I reach my hand over to the passenger seat, where you’re sitting, and let it settle on your thigh, giving it a soft squeeze to alarm you about the current state of your son.
“Hey buddy, what’s wrong?” I ask Ezra. His eyes shift from the window to meet mine in the mirror. I can see the contemplation in his eyes, debating on whether to tell me or not.
“Do you hate me ‘arry” he asks me back. You look at me with a confused expression, but I think I know exactly why he’s asking that…
You and I met about a year ago. Honestly, I was head over heels for you after our first date. It wasn’t awkward, like previous dates I’ve been on. We went from strangers to closer acquaintances real fast. You accidentally ordered a dish on the menu which contained something you were unknowingly allergic to. So, I held your hair back while you were puking, sobbing in the restaurant bathroom. I refused to let you go alone to the bathroom after you mentioned how you felt your throat felt like it closed up. I didn’t really want you to die before I even had the chance to really get to know you, yeah? You’ve told me afterwards how embarrassed you felt afterwards, and how you almost considered deleting my number. But {{user}}, that night was the night I fell in love with you. Harder, faster than I’ve ever fallen before.
It wasn’t until our third date that you told me you have a son from a former relationship. But you made it very clear that the father was completely out of the picture, and that he made no efforts in helping you raise your son.

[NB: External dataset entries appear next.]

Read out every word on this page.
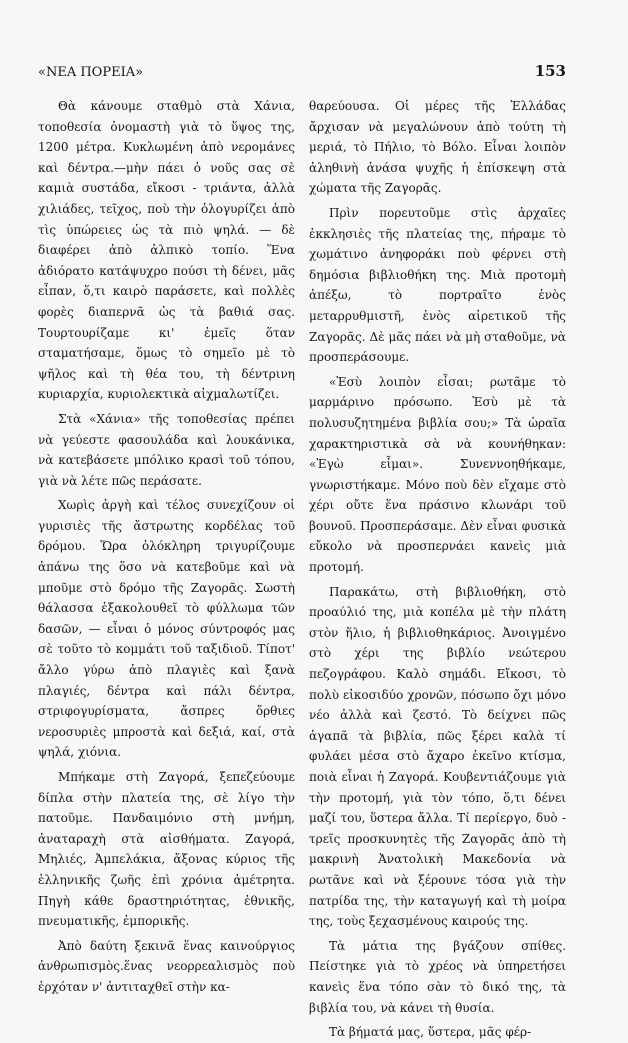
«ΝΕΑ ΠΟΡΕΙΑ»	153

Θὰ κάνουμε σταθμὸ στὰ Χάνια, τοποθεσία ὀνομαστὴ γιὰ τὸ ὕψος της, 1200 μέτρα. Κυκλωμένη ἀπὸ νερομάνες καὶ δέντρα.—μὴν πάει ὁ νοῦς σας σὲ καμιὰ συστάδα, εἴκοσι - τριάντα, ἀλλὰ χιλιάδες, τεῖχος, ποὺ τὴν ὁλογυρίζει ἀπὸ τὶς ὑπώρειες ὡς τὰ πιὸ ψηλά. — δὲ διαφέρει ἀπὸ ἀλπικὸ τοπίο. Ἕνα ἀδιόρατο κατάψυχρο πούσι τὴ δένει, μᾶς εἶπαν, ὅ,τι καιρὸ παράσετε, καὶ πολλὲς φορὲς διαπερνᾶ ὡς τὰ βαθιά σας. Τουρτουρίζαμε κι' ἐμεῖς ὅταν σταματήσαμε, ὅμως τὸ σημεῖο μὲ τὸ ψῆλος καὶ τὴ θέα του, τὴ δέντρινη κυριαρχία, κυριολεκτικὰ αἰχμαλωτίζει.

Στὰ «Χάνια» τῆς τοποθεσίας πρέπει νὰ γεύεστε φασουλάδα καὶ λουκάνικα, νὰ κατεβάσετε μπόλικο κρασὶ τοῦ τόπου, γιὰ νὰ λέτε πῶς περάσατε.

Χωρὶς ἀργὴ καὶ τέλος συνεχίζουν οἱ γυρισιὲς τῆς ἄστρωτης κορδέλας τοῦ δρόμου. Ὥρα ὁλόκληρη τριγυρίζουμε ἀπάνω της ὅσο νὰ κατεβοῦμε καὶ νὰ μποῦμε στὸ δρόμο τῆς Ζαγορᾶς. Σωστὴ θάλασσα ἐξακολουθεῖ τὸ φύλλωμα τῶν δασῶν, — εἶναι ὁ μόνος σύντροφός μας σὲ τοῦτο τὸ κομμάτι τοῦ ταξιδιοῦ. Τίποτ' ἄλλο γύρω ἀπὸ πλαγιὲς καὶ ξανὰ πλαγιές, δέντρα καὶ πάλι δέντρα, στριφογυρίσματα, ἄσπρες ὄρθιες νεροσυριὲς μπροστὰ καὶ δεξιά, καί, στὰ ψηλά, χιόνια.

Μπήκαμε στὴ Ζαγορά, ξεπεζεύουμε δίπλα στὴν πλατεία της, σὲ λίγο τὴν πατοῦμε. Πανδαιμόνιο στὴ μνήμη, ἀναταραχὴ στὰ αἰσθήματα. Ζαγορά, Μηλιές, Ἀμπελάκια, ἄξονας κύριος τῆς ἑλληνικῆς ζωῆς ἐπὶ χρόνια ἀμέτρητα. Πηγὴ κάθε δραστηριότητας, ἐθνικῆς, πνευματικῆς, ἐμπορικῆς.

Ἀπὸ δαύτη ξεκινᾶ ἕνας καινούργιος ἀνθρωπισμὸς.ἕνας νεορρεαλισμὸς ποὺ ἐρχόταν ν' ἀντιταχθεῖ στὴν κα-

θαρεύουσα. Οἱ μέρες τῆς Ἑλλάδας ἄρχισαν νὰ μεγαλώνουν ἀπὸ τούτη τὴ μεριά, τὸ Πήλιο, τὸ Βόλο. Εἶναι λοιπὸν ἀληθινὴ ἀνάσα ψυχῆς ἡ ἐπίσκεψη στὰ χώματα τῆς Ζαγορᾶς.

Πρὶν πορευτοῦμε στὶς ἀρχαῖες ἐκκλησιὲς τῆς πλατείας της, πήραμε τὸ χωμάτινο ἀνηφοράκι ποὺ φέρνει στὴ δημόσια βιβλιοθήκη της. Μιὰ προτομὴ ἀπέξω, τὸ πορτραῖτο ἑνὸς μεταρρυθμιστῆ, ἑνὸς αἱρετικοῦ τῆς Ζαγορᾶς. Δὲ μᾶς πάει νὰ μὴ σταθοῦμε, νὰ προσπεράσουμε.

«Ἐσὺ λοιπὸν εἶσαι; ρωτᾶμε τὸ μαρμάρινο πρόσωπο. Ἐσὺ μὲ τὰ πολυσυζητημένα βιβλία σου;» Τὰ ὡραῖα χαρακτηριστικὰ σὰ νὰ κουνήθηκαν: «Ἐγὼ εἶμαι». Συνεννοηθήκαμε, γνωριστήκαμε. Μόνο ποὺ δὲν εἴχαμε στὸ χέρι οὔτε ἕνα πράσινο κλωνάρι τοῦ βουνοῦ. Προσπεράσαμε. Δὲν εἶναι φυσικὰ εὔκολο νὰ προσπερνάει κανεὶς μιὰ προτομή.

Παρακάτω, στὴ βιβλιοθήκη, στὸ προαύλιό της, μιὰ κοπέλα μὲ τὴν πλάτη στὸν ἥλιο, ἡ βιβλιοθηκάριος. Ἀνοιγμένο στὸ χέρι της βιβλίο νεώτερου πεζογράφου. Καλὸ σημάδι. Εἴκοσι, τὸ πολὺ εἰκοσιδύο χρονῶν, πόσωπο ὄχι μόνο νέο ἀλλὰ καὶ ζεστό. Τὸ δείχνει πῶς ἀγαπᾶ τὰ βιβλία, πῶς ξέρει καλὰ τί φυλάει μέσα στὸ ἄχαρο ἐκεῖνο κτίσμα, ποιὰ εἶναι ἡ Ζαγορά. Κουβεντιάζουμε γιὰ τὴν προτομή, γιὰ τὸν τόπο, ὅ,τι δένει μαζί του, ὕστερα ἄλλα. Τί περίεργο, δυὸ - τρεῖς προσκυνητὲς τῆς Ζαγορᾶς ἀπὸ τὴ μακρινὴ Ἀνατολικὴ Μακεδονία νὰ ρωτᾶνε καὶ νὰ ξέρουνε τόσα γιὰ τὴν πατρίδα της, τὴν καταγωγή καὶ τὴ μοίρα της, τοὺς ξεχασμένους καιρούς της.

Τὰ μάτια της βγάζουν σπίθες. Πείστηκε γιὰ τὸ χρέος νὰ ὑπηρετήσει κανεὶς ἕνα τόπο σὰν τὸ δικό της, τὰ βιβλία του, νὰ κάνει τὴ θυσία.

Τὰ βήματά μας, ὕστερα, μᾶς φέρ-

So, I decided to raise your son along with you. I met Ezra about six months ago, after we had been dating for half a year. I’d say he’s gotten more trusting in me. You’ve told me how he always asks me to move in with you two. But we want to take this slowly. Sometimes I stay the night, like this weekend.
Today, we took Ezra to the park. He was having a blast. Hell, i was even having a blast. I can’t remember the last time I went on a swing or went down a slide. There was one time though, when you left to go and buy coffee for you and me. I was alone with Ezra, and he spotted some ducks, crossing the road. I was sitting on a bench, just catching my breath after running around with him.
Then, in the blink of an eye, he went running after the ducks. He was so close to running out into the open road. My heart dropped and I sprinted as fast as I’ve ever sprinted towards him. I shouted his name, and when I caught up with him. I scolded him for running off like that. I didn’t scold him in a mean way, I did it out of love. I don’t know what I’d do with myself if I allowed something to happen to him. I know he’s not my son by blood, but I love that little boy so damn much.
And now, he’s asking me if I hate him. He couldn’t be more wrong.
“Ezra, of course I don’t hate you.” I immediately answer him. I can see your—still— confused eyes, flicking between me and Ezra.